Martin needs to end the gossip by telling Catholics what is going on

IRELAND
Irish Independent

David Quinn
PUBLISHED
02/08/2016

Following one official report after another into the disastrous handling of clerical child abuse scandals by the Catholic Church, Pope Benedict XVI, at the end of 2010, announced an ‘Apostolic Visitation’ to Irish dioceses, religious orders and seminaries.

To put it more simply, he sent an inspection team to investigate the church’s child-protection systems. In the case of the seminaries, in particular St Patrick’s College, Maynooth, the national seminary, the purpose was to see how well they were being run.

The man who headed up the inspection of the seminaries was the Archbishop of New York, the ebullient Cardinal Timothy Dolan, who was himself rector for a time of the National American College in Rome – that is the North American seminary in Rome, the American equivalent of our Irish College there.

The details of his subsequent investigation into the seminaries were never published.
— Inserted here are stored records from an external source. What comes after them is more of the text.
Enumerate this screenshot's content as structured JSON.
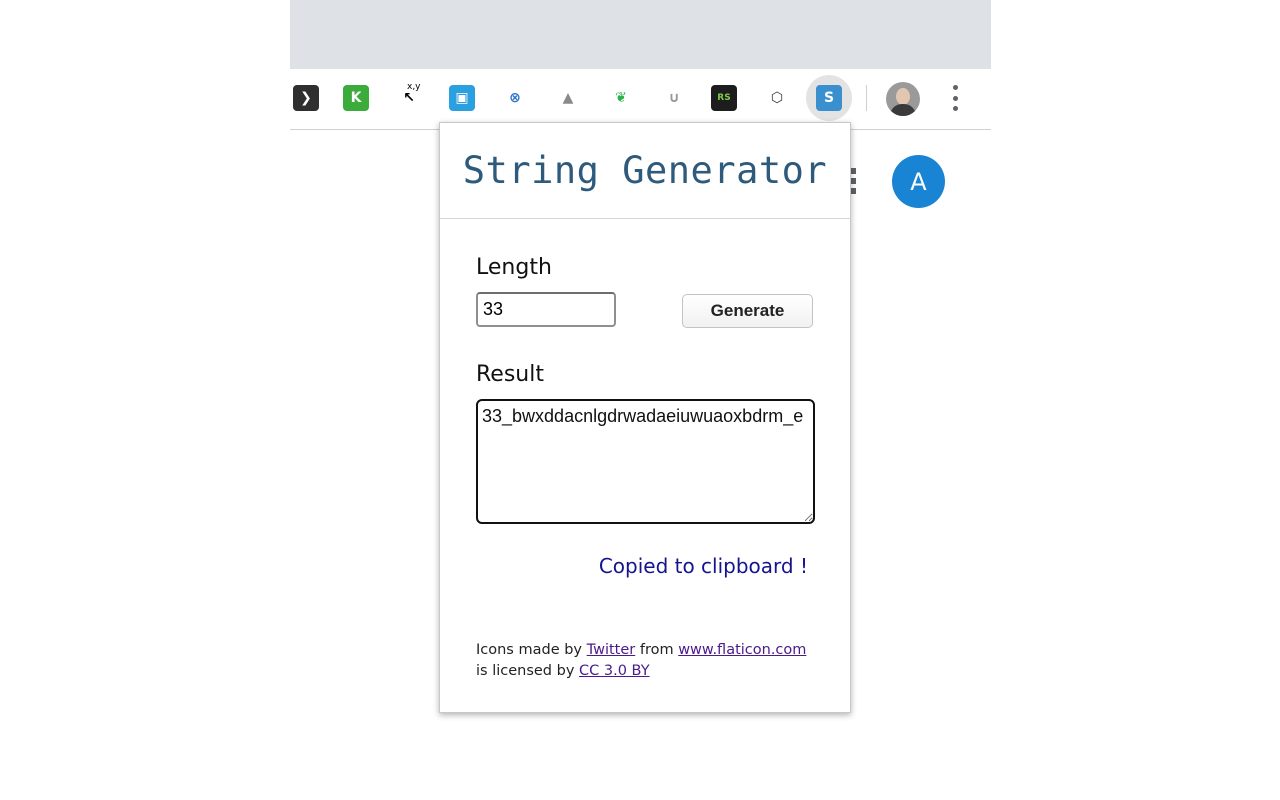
{
  "toolbar": {
    "extensions": [
      {
        "name": "code-extension-icon",
        "glyph": "❯",
        "bg": "#2f2f2f",
        "fg": "#ffffff"
      },
      {
        "name": "k-extension-icon",
        "glyph": "K",
        "bg": "#3bab3b",
        "fg": "#ffffff"
      },
      {
        "name": "cursor-xy-extension-icon",
        "glyph": "↖",
        "bg": "#ffffff",
        "fg": "#000000"
      },
      {
        "name": "window-extension-icon",
        "glyph": "▣",
        "bg": "#2aa0e0",
        "fg": "#ffffff"
      },
      {
        "name": "target-extension-icon",
        "glyph": "⊗",
        "bg": "#ffffff",
        "fg": "#2a74c9"
      },
      {
        "name": "drive-extension-icon",
        "glyph": "▲",
        "bg": "#ffffff",
        "fg": "#8a8a8a"
      },
      {
        "name": "evernote-extension-icon",
        "glyph": "❦",
        "bg": "#ffffff",
        "fg": "#2db24a"
      },
      {
        "name": "magnet-extension-icon",
        "glyph": "∪",
        "bg": "#ffffff",
        "fg": "#9a9a9a"
      },
      {
        "name": "random-string-extension-icon",
        "glyph": "RS",
        "bg": "#1d1d1d",
        "fg": "#7ecb4a"
      },
      {
        "name": "hexagon-extension-icon",
        "glyph": "⬡",
        "bg": "#ffffff",
        "fg": "#333333"
      },
      {
        "name": "s-extension-icon",
        "glyph": "S",
        "bg": "#3a8fcf",
        "fg": "#ffffff"
      }
    ],
    "cursor_label": "x,y"
  },
  "background": {
    "avatar_letter": "A",
    "avatar_color": "#1a84d4"
  },
  "popup": {
    "title": "String Generator",
    "length_label": "Length",
    "length_value": "33",
    "generate_label": "Generate",
    "result_label": "Result",
    "result_value": "33_bwxddacnlgdrwadaeiuwuaoxbdrm_e",
    "copied_message": "Copied to clipboard !",
    "credits": {
      "prefix": "Icons made by ",
      "author_link": "Twitter",
      "middle": " from ",
      "site_link": "www.flaticon.com",
      "suffix": " is licensed by ",
      "license_link": "CC 3.0 BY"
    }
  },
  "colors": {
    "title": "#2e5a7c",
    "copied": "#141491",
    "link": "#4b1a8b"
  }
}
All we got was an outline of his recommendations.

One recommendation was that the ‘episcopal governance’ of the seminaries be improved; that is, the bishops should exercise more oversight. In the case of Maynooth, that means those who are its trustees.

What must Cardinal Dolan be thinking now, several years on from his inspection, assuming he has heard that Dublin will not be sending any of its trainee priests to Maynooth this autumn?